65 % des femmes atteintes de vaginisme évitent de consulter un médecin selon une étude.

65 % des femmes atteintes de vaginisme fuient le médecin

65 % des femmes atteintes de vaginisme évitent les consultations médicales

À l’occasion de la Journée mondiale de la contraception, une enquête menée par la marque suédoise Intimina et l’IFOP a révélé des données préoccupantes concernant les douleurs sexuelles et gynécologiques des femmes en France.
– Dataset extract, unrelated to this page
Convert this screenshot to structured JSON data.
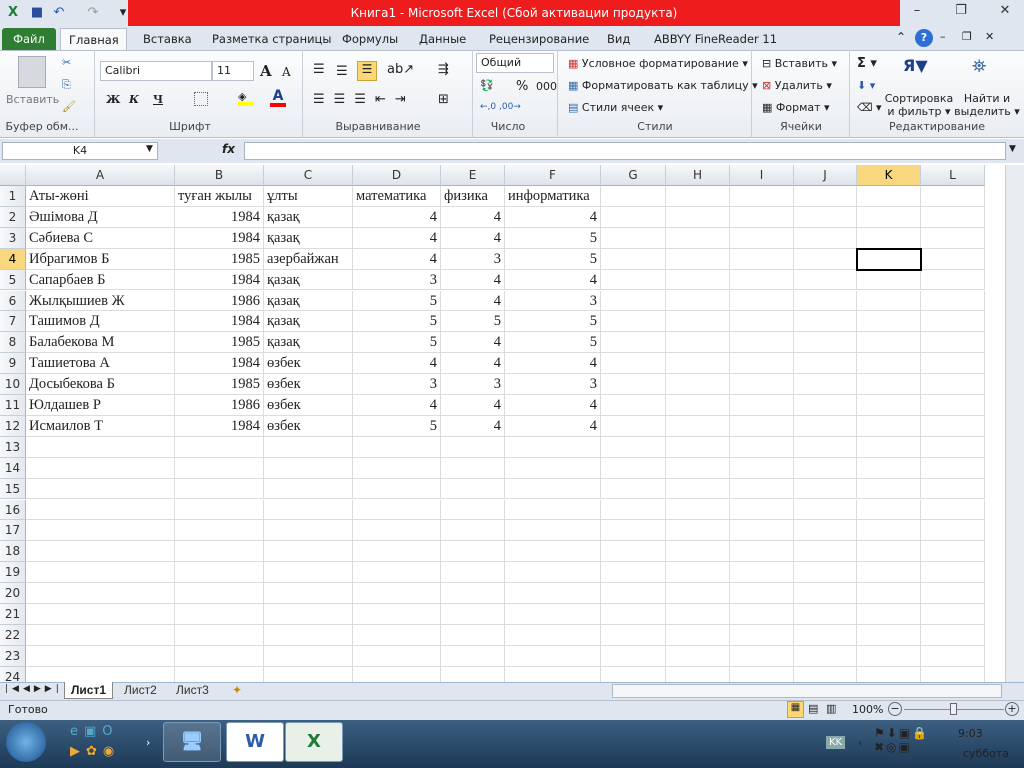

Sur un échantillon de 1 020 femmes représentatives de la population française, les résultats soulignent une forte réticence à consulter des professionnels de santé.

Le vaginisme, une pathologie gynécologique caractérisée par la contraction involontaire et douloureuse des muscles du plancher pelvien, touche environ 9 % des Françaises. Ce phénomène est particulièrement marqué chez la génération Z (nées entre 1997 et 2012), avec une prévalence atteignant 13 %. Les Millennials, nées entre 1981 et 1996, suivent avec une proportion de 9 %.

Les femmes souffrant de vaginisme rencontrent des rapports sexuels souvent douloureux et parfois impossibles, ce qui complique également les examens gynécologiques. En conséquence, 65 % d’entre elles choisissent d’éviter ou de repousser ces examens, un chiffre qui contraste fortement avec le taux de 22 % observé parmi l’ensemble des femmes souffrant de douleurs vaginales.

Les raisons de cette évitement ne se limitent pas à la peur de la douleur. En effet, 53 % des femmes estiment que leurs douleurs finiront par disparaître, tandis que 36 % considèrent ces douleurs comme normales, un sentiment qui atteint 48 % parmi la génération Z. De plus, 18 % craignent de ne pas être prises au sérieux par les professionnels de santé, et 34 % des jeunes femmes citent le coût des consultations comme un frein. En fin de compte, seulement 39 % des femmes souffrant de douleurs vaginales consultent un médecin.

Malgré ces douleurs intimes, il existe des solutions. Cependant, 50 % des Françaises ne sont pas conscientes des options disponibles, telles que la rééducation périnéale ou des thérapies spécialisées pour traiter le vaginisme et les dyspareunies.

Ces résultats soulignent l’importance d’améliorer l’information et l’accès aux soins pour les femmes souffrant de ces pathologies.